Faced with the Past and Faced With Forgiveness
On another bathroom floor healing evening within this last year, I was finally able to let all of those judgements evaporate into the past in one night. It occurred to me without hazy perception, how deeply thankful I am for my mother being my mother. Her identification with shame, trying to stay in the lines of society so that she isn’t judged, allowed me to birth my own mission as a human being and as a parent.
I could have deep compassion for my moms struggles, these struggles that she still holds near and dear to her heart today. She really believes in these limitations that she has placed on herself, and to live from this place of powerlessness. That’s hard. Well that night, my heart became more full than ever for her journey. I found deep respect for her path of learning. Whatever it was that her soul was seeking to learn from these experiences, she would in her own time. She for me, had played a divine role, and I will remain in a deep state of appreciation because of this, even if there is distance right now between us. It allowed me to extend that compassion to others feeling those same levels of paralytic fears like she does. My mom doesn’t stand alone in her views, we are living in a world primarily embodying this same fear.
When it comes to me, my mission as a parent is the same mission that I have towards the rest of the world. Walking the path of liberation is the only example of importance to me that I could ever be or leave for my children. To be free of caring what others misperceive of you and to love them for it, to open your arms wide to your inner calling, the voice that tells you to color outside of the lines and jump into the mystical wild river of the unknown. To allow this liberated leadership to break down the barriers of the rules and regulations that we are all accustomed to. To jump first. To love first. To be that example for my children, and to hold their hand, to walk their own path, and to find no need to explain their truth to anyone. And lastly, to forgive it all.
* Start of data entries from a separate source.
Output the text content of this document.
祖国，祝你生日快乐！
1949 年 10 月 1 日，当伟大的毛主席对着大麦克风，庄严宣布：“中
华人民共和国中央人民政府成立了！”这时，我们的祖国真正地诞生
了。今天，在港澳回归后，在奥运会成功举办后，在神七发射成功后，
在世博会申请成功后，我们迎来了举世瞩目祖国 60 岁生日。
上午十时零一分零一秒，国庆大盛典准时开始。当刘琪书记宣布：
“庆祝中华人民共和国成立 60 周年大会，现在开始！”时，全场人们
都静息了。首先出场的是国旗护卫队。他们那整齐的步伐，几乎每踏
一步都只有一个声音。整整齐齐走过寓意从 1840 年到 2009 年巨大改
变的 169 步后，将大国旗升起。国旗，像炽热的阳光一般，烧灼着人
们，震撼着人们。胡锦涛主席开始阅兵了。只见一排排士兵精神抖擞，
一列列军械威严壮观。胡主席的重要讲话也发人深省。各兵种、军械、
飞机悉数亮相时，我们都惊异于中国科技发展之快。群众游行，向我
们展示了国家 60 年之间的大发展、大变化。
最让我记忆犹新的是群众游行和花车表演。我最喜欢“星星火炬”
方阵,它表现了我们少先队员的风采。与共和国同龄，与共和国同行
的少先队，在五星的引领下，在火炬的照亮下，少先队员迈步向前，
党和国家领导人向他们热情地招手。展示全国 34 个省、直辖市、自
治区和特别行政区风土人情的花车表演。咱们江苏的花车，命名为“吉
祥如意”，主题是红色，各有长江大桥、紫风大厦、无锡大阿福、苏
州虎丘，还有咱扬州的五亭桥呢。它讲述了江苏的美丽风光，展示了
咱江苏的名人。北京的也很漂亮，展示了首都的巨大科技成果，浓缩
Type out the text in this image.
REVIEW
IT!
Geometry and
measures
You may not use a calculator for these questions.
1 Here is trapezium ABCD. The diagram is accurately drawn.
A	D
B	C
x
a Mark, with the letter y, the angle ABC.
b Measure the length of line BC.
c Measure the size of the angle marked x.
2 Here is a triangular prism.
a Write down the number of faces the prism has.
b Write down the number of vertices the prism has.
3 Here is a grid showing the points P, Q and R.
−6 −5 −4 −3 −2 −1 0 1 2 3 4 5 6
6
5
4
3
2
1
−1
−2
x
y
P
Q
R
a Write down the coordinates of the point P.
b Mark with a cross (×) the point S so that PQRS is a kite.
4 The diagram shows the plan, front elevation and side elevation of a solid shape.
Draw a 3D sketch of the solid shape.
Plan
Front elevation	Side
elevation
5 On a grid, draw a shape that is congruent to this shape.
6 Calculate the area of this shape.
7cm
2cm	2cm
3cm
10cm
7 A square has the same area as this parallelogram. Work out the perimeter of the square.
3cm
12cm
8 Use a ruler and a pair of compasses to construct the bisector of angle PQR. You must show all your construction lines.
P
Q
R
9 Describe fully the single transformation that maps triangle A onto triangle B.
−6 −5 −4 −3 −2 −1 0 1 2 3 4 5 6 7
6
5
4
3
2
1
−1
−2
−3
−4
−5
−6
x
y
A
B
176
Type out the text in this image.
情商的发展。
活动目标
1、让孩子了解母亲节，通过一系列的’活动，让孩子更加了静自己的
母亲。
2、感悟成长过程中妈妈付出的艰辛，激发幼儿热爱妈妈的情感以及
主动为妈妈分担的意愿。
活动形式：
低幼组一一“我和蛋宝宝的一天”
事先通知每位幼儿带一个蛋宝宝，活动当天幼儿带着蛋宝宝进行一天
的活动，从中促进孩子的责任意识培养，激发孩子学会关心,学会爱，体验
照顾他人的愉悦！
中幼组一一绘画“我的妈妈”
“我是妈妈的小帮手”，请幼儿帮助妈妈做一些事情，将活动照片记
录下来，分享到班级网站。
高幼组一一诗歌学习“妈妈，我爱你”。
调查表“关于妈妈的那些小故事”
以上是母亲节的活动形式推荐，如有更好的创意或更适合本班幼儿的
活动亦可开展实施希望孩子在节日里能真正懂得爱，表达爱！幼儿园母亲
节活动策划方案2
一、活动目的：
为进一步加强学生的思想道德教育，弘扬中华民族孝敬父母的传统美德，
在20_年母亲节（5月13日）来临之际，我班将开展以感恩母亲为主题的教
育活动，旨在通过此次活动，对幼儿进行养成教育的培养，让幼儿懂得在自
To this point today as I write this, my mother has made , this experience I am going through about her and what people will think of her. And I forgive her for it, and yet….
I will not get off the porch this time because there is nothing to be ashamed of.
There never was or is anything to be ashamed of.
It Always Comes Back to Forgiveness
As hard as it is to come to terms with this, we can open the door to seeing how beautifully our parents being our parents played out for us regardless of what those circumstances were. When you take full responsibility for the forgiveness lessons that we volunteered to embark on before we got here in this chapter, in these bodies, it changes everything. Is it easy? Well again, healing your stuff and taking full responsibility regardless of the circumstances is very far from easy. If it were, we would see a very different world right now. I’m also not saying that my mom/daughter dynamic is the most challenging out there. But that is not the point. Having an opportunity to look at my childhood from a different perspective, one of deep appreciation, allowed me to expand into my mission as an embodiment of God.
Does that mean that I stay physically close to her in my journey right now? No. Being physically close would do more harm than good, for right now for she does not understand, although she wishes she could I’m sure.
My mom may never get me, and I’m okay with that. I am never owed an apology. Not now or ever, for I deeply embrace all of my childhood’s meaning. I get her journey, I get her purpose in my life as the role of my mother and I love her for all it.
I got the mom that I needed in order for me to become the me that I was meant to be and all thats left to say is Thank you.